Publishing dataset to Hugging Face Hub

Convert rulka frame data (maps/img, replays, VCP) into a Hugging Face dataset and push it to the Hub.

Prerequisites

Install the hf optional dependency:

pip install -e ".[hf]"

This installs datasets and huggingface_hub.

Pipeline

Step 1. Convert — Build Parquet shards + replays + VCP + README + LICENSE:

python scripts/dataset/convert_to_hf_dataset.py \
  --data-dir maps/img \
  --replays-dir maps/replays \
  --vcp-dir maps/vcp \
  --output-dir hf_dataset \
  --repo-id username/rulka-tmnf-raw-v1 \
  --val-fraction 0.1

Step 2. Push to Hub — Upload the dataset:

hf auth login   # if not already logged in
python scripts/dataset/push_to_hf.py \
  --local-path hf_dataset \
  --repo-id username/trackmania-tmnf-frames

Output structure

After conversion, --output-dir contains:

output_dir/
├── data/
│   ├── train-00000-of-00128.parquet
│   ├── train-00001-of-00128.parquet
│   ├── ...
│   ├── val-00000-of-00014.parquet
│   └── ...
├── replays/
│   ├── <track_id>/
│   │   └── <replay_name>.gbx
│   └── ...
├── vcp/
│   ├── <track_id>_0.5m_cl.npy
│   └── ...
├── track_index.json
├── README.md
└── LICENSE
  • data/ — Parquet shards with frames (JPEG bytes) and metadata (track_id, replay_name, step, time_ms, action_idx, inputs, etc.)

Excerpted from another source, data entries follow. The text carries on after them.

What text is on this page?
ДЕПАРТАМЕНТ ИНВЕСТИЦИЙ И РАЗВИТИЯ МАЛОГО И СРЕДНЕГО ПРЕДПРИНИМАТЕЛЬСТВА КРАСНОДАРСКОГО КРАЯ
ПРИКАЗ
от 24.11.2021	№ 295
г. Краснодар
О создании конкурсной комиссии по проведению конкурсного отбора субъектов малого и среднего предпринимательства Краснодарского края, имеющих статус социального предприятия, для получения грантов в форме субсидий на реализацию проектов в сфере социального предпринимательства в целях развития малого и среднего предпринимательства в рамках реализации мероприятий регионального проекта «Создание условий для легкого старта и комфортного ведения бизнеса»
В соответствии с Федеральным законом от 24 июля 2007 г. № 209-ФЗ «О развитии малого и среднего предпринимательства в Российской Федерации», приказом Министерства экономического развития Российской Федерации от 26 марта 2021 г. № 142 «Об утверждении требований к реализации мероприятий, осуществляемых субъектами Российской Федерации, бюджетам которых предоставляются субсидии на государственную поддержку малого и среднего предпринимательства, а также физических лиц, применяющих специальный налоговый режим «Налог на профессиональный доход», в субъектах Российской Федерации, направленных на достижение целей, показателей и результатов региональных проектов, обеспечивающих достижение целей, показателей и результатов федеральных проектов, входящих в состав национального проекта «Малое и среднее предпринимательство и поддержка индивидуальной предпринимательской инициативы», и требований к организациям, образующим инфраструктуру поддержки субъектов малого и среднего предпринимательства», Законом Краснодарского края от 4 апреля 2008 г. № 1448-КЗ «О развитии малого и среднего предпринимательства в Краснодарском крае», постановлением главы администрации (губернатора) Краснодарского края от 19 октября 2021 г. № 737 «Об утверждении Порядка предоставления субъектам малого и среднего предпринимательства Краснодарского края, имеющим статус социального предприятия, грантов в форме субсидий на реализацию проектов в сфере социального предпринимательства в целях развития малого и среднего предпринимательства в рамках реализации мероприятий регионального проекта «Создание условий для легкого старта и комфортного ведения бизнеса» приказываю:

  • replays/ — Source .replay.gbx files, one per captured replay

  • vcp/ — Waypoint trajectories (one per track)

  • track_index.json — Mapping track_id {replays, has_vcp}

  • README.md — Dataset card with YAML frontmatter, usage examples, citation

  • LICENSE — CC-BY-4.0

Options

convert_to_hf_dataset:

  • --repo-id — HF repo id for README examples (default: username/rulka-tmnf-raw-v1)

  • --no-vcp — Do not include VCP files

  • --symlink — Use symlinks instead of copying replays/VCP (saves disk space)

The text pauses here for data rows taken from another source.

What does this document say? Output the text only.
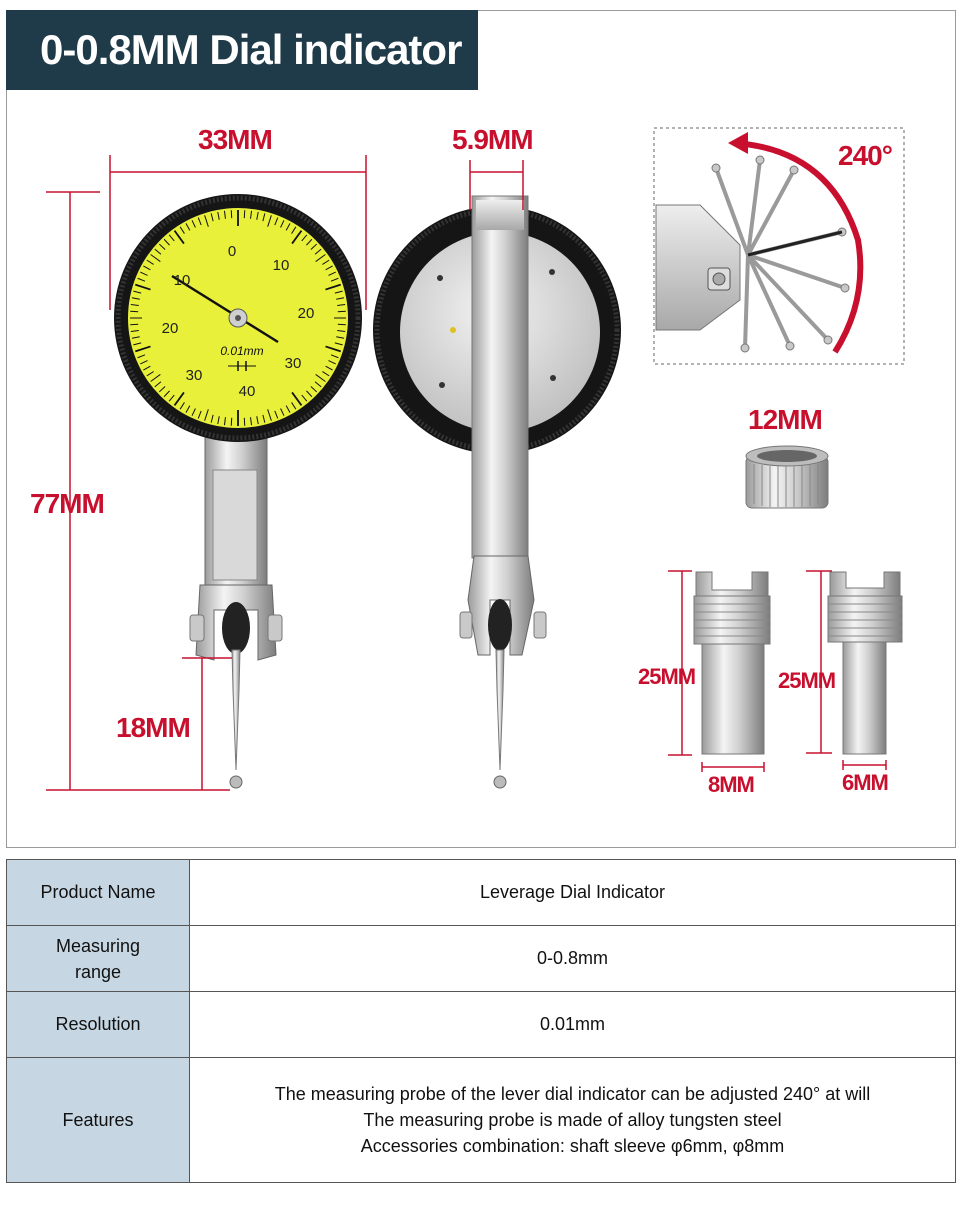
0-0.8MM Dial indicator
0.01mm
0
10
20
30
40
30
20
10
33MM	5.9MM
77MM
18MM
240°
12MM
25MM
8MM
25MM
6MM
Product Name	Leverage Dial Indicator
Measuring range	0-0.8mm
Resolution	0.01mm
Features	The measuring probe of the lever dial indicator can be adjusted 240° at will
The measuring probe is made of alloy tungsten steel
Accessories combination: shaft sleeve φ6mm, φ8mm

  • --require-action-idx — Skip frames without action_idx in manifest

  • --max-shard-size-mb 450 — Target Parquet shard size in MB

  • --workers N — Parallel workers for scan, Dataset build (num_proc), Parquet write, and copy. Default: cpu_count - 1

push_to_hf:

  • --private — Create a private repository

  • --num-workers N — Parallel upload workers (huggingface_hub). Default: cpu_count - 1

Data source

Frames and replays come from the pipeline described in TMNF replay download and frame capture. Replays are obtained from TMNF-X (ManiaExchange). Game content © Ubisoft/Nadeo.